3 | DISKUSI

64.1K 7.8K 458
                                    

Mia menghambur ke pelukan Elsa saat ia melihatnya di teras rumah. Meski belum dapat asupan kafein, Mia cukup mengerti apa yang dilaluinya semalam. Terbukti dari ruam-ruam kemerahan di seluruh tubuhnya pagi ini saat ia melihat di depan cermin. Dia dilecehkan! Dan dia tidak tahu pelecehan itu berlangsung sampai mana.

"Segitunya kangen sama Elsa." Cibir Anton di sebelah mereka.

"Kalian tuh jahat banget, tau nggak?! Masa nggak inget sama sekali kalo gue sendirian?"

Elsa meringis penuh penyesalan. "Maaf, dek. Mendadak banget semalam."

"Kalian pergi kemana?"

"Nganterin Galang sama Gie nikah di Marienkapelle-Mürren. Masih di daerah sini juga." Jawab Anton.

"Mas Galang nikah?" Ulang Mia.

Elsa dan Anton kompak mengangguk.

"Sama mantan tunangannya suami Ullie?"

Mereka mengangguk lagi.

"Kok bisa??"

"Ya bisa aja, lah. Jodoh." Anton menoyor kepala Mia, seakan cewek itu barusan menanyakan pertanyaan paling konyol. "Justru harusnya kita yang nanya kamu. Ini rumah siapa?" Anton menunjuk rumah di depan mereka, tempat Mia baru keluar tadi.

"Rumah orang."

"Ya masa sarangnya jin?!" Anton mendecakkan lidah. "Kamu kenal yang punya rumah?"

Mia hanya mengangguk. Ia malas ingat-ingat Aiden. Tanpa sadar ia meraba payudaranya sendiri, merasa bra baru yang sedang ia kenakan agak sesak. Elsa buru-buru menurunkan tangan Mia. Sedangkan Anton hanya bisa geleng-geleng kepala.

"Ini pake baju siapa?" Tunjuk Elsa pada pakaian Mia.
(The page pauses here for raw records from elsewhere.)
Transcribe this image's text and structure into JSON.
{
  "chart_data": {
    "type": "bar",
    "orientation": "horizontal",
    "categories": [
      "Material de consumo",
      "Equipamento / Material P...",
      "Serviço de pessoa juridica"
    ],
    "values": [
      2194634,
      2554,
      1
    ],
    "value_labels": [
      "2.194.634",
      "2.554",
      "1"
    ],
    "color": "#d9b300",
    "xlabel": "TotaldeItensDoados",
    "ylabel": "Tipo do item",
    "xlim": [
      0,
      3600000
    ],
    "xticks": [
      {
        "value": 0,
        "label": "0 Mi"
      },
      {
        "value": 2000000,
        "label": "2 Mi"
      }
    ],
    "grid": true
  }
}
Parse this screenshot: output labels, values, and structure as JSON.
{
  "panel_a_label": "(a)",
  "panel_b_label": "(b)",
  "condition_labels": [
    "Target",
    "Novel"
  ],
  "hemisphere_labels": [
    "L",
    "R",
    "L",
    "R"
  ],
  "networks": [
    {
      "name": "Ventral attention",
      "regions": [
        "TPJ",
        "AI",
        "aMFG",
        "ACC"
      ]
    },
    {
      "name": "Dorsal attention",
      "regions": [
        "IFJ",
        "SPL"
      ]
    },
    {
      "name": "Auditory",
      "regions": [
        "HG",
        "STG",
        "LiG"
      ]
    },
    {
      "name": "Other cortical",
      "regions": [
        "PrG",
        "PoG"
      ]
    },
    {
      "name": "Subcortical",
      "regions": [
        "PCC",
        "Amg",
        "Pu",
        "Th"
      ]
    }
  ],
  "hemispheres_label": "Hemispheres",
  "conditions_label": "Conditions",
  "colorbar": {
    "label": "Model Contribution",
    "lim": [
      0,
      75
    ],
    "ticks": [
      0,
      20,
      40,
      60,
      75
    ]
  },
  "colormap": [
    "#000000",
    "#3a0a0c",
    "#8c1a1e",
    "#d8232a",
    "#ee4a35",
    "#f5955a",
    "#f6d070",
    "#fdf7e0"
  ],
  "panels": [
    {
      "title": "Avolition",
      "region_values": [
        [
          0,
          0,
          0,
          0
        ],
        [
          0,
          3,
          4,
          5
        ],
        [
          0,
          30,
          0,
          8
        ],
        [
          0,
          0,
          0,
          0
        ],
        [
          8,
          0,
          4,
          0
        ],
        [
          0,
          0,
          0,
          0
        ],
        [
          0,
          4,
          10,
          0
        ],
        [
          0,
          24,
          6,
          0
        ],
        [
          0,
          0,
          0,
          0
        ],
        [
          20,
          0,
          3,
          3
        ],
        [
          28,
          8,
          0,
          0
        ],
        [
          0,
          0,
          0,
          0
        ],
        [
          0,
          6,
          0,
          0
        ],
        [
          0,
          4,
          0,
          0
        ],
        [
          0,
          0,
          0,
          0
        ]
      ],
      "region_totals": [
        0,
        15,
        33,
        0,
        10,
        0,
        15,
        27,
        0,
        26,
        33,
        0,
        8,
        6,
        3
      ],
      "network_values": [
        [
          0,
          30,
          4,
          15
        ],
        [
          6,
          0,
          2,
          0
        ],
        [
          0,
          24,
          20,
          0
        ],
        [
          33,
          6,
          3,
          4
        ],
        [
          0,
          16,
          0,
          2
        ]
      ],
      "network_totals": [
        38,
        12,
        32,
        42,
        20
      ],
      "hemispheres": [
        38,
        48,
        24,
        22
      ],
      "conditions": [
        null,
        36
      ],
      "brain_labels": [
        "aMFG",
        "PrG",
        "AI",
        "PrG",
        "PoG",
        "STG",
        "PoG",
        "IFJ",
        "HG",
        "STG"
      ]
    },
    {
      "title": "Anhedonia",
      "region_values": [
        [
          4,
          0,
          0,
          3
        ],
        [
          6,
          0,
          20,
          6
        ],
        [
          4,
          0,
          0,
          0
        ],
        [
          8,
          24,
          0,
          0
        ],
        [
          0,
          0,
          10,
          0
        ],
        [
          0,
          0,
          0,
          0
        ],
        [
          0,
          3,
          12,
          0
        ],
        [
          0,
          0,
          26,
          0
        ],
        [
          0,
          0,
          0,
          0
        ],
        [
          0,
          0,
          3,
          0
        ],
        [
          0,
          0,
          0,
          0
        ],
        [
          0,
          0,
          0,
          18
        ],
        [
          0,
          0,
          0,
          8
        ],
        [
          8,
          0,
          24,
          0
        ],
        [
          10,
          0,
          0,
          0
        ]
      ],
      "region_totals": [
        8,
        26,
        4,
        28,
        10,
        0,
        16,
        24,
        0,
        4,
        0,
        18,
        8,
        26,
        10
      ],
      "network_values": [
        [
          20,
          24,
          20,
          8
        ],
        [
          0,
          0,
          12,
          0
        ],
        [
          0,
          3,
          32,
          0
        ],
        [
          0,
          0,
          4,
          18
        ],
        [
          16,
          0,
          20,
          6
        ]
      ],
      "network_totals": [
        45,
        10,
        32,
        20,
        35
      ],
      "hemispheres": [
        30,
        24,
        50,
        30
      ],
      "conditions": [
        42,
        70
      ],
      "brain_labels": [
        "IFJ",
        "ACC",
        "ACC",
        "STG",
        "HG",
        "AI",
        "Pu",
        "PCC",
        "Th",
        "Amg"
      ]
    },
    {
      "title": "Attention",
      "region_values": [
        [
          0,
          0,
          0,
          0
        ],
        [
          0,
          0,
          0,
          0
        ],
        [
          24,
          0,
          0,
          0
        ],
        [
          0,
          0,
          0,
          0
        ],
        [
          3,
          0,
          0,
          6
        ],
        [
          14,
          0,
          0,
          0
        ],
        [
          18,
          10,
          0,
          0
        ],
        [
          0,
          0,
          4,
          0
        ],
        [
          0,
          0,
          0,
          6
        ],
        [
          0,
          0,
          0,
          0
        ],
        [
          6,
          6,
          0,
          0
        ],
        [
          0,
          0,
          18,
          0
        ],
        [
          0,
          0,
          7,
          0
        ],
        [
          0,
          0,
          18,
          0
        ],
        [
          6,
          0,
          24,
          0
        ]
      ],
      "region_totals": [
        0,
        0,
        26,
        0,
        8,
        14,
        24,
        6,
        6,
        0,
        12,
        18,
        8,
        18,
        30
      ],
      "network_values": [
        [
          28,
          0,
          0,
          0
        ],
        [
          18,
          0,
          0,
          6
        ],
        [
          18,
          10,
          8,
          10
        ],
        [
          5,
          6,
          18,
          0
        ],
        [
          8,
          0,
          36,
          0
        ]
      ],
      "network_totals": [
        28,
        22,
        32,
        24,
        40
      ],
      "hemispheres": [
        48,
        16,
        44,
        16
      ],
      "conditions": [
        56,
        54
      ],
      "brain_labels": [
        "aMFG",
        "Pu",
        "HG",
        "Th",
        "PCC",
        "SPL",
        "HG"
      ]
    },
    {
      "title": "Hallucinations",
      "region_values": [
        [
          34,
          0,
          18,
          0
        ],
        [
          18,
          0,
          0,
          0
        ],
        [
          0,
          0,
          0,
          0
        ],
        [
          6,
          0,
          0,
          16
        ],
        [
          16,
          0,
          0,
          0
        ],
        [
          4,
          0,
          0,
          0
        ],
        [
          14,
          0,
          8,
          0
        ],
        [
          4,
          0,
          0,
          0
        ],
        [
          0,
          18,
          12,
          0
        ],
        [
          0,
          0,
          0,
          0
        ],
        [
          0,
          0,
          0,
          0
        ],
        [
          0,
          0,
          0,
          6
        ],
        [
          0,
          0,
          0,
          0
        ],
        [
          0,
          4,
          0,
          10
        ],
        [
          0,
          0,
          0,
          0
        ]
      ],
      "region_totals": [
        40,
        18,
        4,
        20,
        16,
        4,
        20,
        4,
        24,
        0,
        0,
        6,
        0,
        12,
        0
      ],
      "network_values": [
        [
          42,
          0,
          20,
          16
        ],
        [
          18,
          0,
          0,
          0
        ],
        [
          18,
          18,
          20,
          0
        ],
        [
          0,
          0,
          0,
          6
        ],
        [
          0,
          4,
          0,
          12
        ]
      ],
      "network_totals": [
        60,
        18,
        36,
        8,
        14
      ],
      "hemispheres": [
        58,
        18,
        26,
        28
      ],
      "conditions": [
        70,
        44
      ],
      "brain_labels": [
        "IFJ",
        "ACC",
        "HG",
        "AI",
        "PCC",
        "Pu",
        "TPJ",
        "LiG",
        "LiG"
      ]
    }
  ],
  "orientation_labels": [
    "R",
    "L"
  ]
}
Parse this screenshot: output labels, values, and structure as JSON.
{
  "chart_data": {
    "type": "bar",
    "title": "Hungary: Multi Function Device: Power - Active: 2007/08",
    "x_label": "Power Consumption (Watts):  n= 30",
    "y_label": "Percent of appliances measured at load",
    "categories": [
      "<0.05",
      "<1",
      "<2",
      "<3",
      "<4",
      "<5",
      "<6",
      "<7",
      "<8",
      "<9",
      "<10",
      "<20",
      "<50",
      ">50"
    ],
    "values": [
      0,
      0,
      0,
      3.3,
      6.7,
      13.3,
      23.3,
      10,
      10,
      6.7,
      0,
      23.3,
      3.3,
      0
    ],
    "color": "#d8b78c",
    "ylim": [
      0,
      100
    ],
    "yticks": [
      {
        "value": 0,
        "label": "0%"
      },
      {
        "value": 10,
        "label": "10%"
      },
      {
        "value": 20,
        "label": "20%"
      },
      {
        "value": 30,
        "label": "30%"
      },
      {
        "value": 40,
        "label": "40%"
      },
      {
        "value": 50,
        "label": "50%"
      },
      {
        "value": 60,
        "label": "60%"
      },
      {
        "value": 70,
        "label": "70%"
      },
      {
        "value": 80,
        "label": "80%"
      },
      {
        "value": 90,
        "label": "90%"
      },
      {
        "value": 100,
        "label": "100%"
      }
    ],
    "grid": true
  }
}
Pakaian Mia berupa jogger pants kedodoran dan kaos polos berwarna coklat yang sama kedodorannya. Belum lagi sandal flip-flops super kebesaran di kaki Mia.

"Ini baju cowok." Tebak Anton.

"Iya dapet pinjem." Mia akhirnya jujur.

"Pinjem siapa? Yang punya rumah?"

Mia mengangguk lagi. "Udah, ah! Balik ke hotel, yuk! Gue mau siap-siap pulang Surabaya, keburu ditinggal pesawat rombongan. Makin lama ijin koas, makin banyak tugas yang numpuk!" Ia menggandeng masing-masing tangan Elsa dan Anton, setengah menyeret mereka pergi dari rumah itu.

***

Karena kesibukan, Mia sudah lupa kasus pelecehannya di Swiss. Bagaimana dia bisa ingat kalau sehari-hari hanya sempat tidur tiga jam, makan hanya sehari sekali, berkutat dengan tugas dan laporan, serta mengekor dokter spesialis kemana-mana? Belum lagi kalau disuruh-suruh dokter residen macam babu. Untungnya, masa-masa itu sudah lewat. Kini Mia bisa bernapas teratur karena tinggal dua stase lagi yang harus ia jalani. Sekarang Mia sedang bertugas di stase forensik. Baru melalui minggu kedua dari jatah lima minggu yang harus dijalaninya.

Sedang enak-enak makan pentol di warkop belakang rumah sakit, tiba-tiba ada notifikasi pesan masuk di grup yang berbunyi, "Ada mayat dataaaang!"

Alhasil, Mia langsung tergopoh-gopoh menuju instalasi forensik yang lokasinya agak di belakang rumah sakit. Sambil mengunyah pentol, ia berlari sekencang mungkin. Sepatunya berdecit di lantai keramik rumah sakit. Dengan gesit Mia menghindari pengunjung, pasien, dan perawat yang kebetulan berpapasan dengannya di koridor.

"Miaaaa!" Alisa, teman seperjuangannya muncul tergopoh dari arah depan. Untung mereka tidak tabrakan. Keduanya berlari bersama.

"Darimana lo?" Tanya Mia usai menelan pentol yang berhasil dikunyahnya.